Although I don't wish to speak for John Resig, my understanding is
that jQuery was inspired by Prototype and Moo.fx, but it's not simply
a new implementation of them. IIRC, John initially used Moo.fx as a
base, refactoring it along the way, but even in its earliest
iterations, the effects code diverged quite a bit from Moo.fx. The
whole library has gone through so many rewrites since then that it's
probably safe to say that current versions of Prototype and Mootools
are just as much inspired by jQuery as the other way around. As for
the size difference, it's hard to say exactly where that comes from.

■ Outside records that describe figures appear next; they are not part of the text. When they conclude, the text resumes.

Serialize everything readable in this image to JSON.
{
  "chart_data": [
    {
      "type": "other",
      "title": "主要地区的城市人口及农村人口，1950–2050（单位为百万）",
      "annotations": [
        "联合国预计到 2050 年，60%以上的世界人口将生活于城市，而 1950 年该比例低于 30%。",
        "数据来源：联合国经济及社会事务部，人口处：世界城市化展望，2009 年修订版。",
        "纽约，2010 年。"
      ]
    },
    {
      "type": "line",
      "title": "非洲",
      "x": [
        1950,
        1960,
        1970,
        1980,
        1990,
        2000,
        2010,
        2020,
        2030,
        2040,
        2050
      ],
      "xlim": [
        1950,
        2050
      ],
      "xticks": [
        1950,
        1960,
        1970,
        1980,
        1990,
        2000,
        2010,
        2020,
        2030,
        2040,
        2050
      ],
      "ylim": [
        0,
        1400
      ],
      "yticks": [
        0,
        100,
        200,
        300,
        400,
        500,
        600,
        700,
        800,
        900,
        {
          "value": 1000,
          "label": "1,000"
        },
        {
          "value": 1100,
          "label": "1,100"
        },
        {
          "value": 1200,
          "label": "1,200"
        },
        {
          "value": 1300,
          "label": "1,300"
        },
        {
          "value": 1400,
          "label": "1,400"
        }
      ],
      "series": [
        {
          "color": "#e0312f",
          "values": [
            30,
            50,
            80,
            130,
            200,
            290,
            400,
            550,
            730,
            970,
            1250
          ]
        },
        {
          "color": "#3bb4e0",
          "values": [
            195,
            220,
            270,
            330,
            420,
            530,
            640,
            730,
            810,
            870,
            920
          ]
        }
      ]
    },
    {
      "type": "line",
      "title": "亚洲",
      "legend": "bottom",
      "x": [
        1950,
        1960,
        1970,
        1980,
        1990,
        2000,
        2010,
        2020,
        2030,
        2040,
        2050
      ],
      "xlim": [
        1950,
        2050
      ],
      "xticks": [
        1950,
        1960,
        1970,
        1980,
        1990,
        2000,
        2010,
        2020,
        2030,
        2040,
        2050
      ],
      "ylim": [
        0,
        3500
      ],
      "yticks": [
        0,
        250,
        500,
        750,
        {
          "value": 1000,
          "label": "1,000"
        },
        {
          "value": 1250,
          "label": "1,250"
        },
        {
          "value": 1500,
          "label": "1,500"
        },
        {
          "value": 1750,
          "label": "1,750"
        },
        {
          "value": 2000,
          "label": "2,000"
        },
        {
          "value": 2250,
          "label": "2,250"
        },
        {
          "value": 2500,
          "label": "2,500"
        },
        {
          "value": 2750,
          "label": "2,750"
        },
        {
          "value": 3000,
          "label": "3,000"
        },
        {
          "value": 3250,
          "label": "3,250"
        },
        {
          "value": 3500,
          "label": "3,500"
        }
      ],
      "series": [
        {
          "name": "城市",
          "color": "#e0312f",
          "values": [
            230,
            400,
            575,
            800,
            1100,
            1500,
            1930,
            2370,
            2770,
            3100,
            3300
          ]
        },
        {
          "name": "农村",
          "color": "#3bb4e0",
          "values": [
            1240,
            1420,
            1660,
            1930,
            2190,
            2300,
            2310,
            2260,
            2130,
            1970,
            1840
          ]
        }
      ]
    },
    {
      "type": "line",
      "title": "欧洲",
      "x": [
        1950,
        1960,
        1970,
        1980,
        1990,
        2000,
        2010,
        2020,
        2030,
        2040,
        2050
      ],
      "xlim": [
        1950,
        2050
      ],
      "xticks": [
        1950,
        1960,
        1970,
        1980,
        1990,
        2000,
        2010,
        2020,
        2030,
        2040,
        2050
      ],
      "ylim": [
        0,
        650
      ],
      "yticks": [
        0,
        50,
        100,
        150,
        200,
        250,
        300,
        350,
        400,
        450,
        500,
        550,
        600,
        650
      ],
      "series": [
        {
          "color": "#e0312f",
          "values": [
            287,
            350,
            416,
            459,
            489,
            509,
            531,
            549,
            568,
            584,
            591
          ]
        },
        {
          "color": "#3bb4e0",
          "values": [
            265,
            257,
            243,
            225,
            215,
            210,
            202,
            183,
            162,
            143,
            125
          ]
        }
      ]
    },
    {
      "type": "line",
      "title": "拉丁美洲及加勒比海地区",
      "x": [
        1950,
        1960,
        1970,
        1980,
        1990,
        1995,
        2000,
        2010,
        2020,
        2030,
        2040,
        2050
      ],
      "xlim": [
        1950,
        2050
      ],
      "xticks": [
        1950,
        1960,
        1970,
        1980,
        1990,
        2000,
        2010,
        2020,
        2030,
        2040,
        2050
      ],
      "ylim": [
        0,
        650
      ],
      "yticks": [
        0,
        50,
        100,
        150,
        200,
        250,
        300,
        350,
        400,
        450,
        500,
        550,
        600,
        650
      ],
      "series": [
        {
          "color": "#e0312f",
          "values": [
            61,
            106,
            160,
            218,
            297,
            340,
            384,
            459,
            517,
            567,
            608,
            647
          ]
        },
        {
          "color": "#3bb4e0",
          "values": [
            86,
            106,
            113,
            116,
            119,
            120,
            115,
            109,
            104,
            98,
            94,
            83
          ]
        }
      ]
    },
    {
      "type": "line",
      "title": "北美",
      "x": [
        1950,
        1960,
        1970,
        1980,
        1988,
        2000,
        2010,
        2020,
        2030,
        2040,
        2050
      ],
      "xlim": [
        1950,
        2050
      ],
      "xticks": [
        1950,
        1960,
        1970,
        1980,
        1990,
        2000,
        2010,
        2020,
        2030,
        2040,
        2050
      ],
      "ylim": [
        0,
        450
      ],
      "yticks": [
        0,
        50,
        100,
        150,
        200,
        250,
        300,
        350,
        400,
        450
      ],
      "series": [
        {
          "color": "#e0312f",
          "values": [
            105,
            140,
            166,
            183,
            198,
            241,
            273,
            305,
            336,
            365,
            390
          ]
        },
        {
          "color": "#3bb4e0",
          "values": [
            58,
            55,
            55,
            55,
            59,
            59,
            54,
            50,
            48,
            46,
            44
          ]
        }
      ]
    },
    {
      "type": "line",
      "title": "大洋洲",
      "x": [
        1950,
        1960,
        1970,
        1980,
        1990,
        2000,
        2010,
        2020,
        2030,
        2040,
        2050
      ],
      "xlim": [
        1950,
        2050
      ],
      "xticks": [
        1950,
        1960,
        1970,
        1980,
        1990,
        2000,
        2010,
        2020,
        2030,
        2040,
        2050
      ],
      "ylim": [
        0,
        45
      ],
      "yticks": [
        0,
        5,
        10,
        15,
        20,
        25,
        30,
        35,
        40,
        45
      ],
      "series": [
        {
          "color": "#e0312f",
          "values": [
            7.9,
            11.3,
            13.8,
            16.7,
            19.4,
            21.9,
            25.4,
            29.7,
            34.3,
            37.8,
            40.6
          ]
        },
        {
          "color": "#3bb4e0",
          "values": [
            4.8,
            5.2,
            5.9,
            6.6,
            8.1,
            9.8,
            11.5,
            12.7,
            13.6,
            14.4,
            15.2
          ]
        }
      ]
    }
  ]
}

They aren't feature-for-feature analogues. Some code might be terser
in one library than in the other. Some features in one might not be
present in the other. Prototype, for example, has a bunch of methods
that extend native prototypes. jQuery does not. jQuery core includes
some animation features that Prototype delegates to Scriptaculous.
Please take the above comments as impressions only. They are not
official pronouncements. Anything mentioned above should be
corroborated by John Resig (preferably) or another member of the
jQuery team before being quoted or accepted as true.
--Karl
____________
Karl Swedberg
www.englishrules.com
www.learningjquery.com
On Mar 24, 2009, at 7:35 AM, Alaa wrote:
Hi,
I am doing a master thesis about Javascript ajax frameworks, and I
have a question about jQuery framework, and need your answer please.
As I read, jQuery is not a new creation, but it is a new
implementation of existing frameworks like Prototype and Moo.fx. is
that true? if yes, Prototype alone is about 127 KB in size, so , How
is jQuery only 118 KB? or it does not include everything from
Prototype (In addition to Moo.fx).
I hope you have time to answer my questions.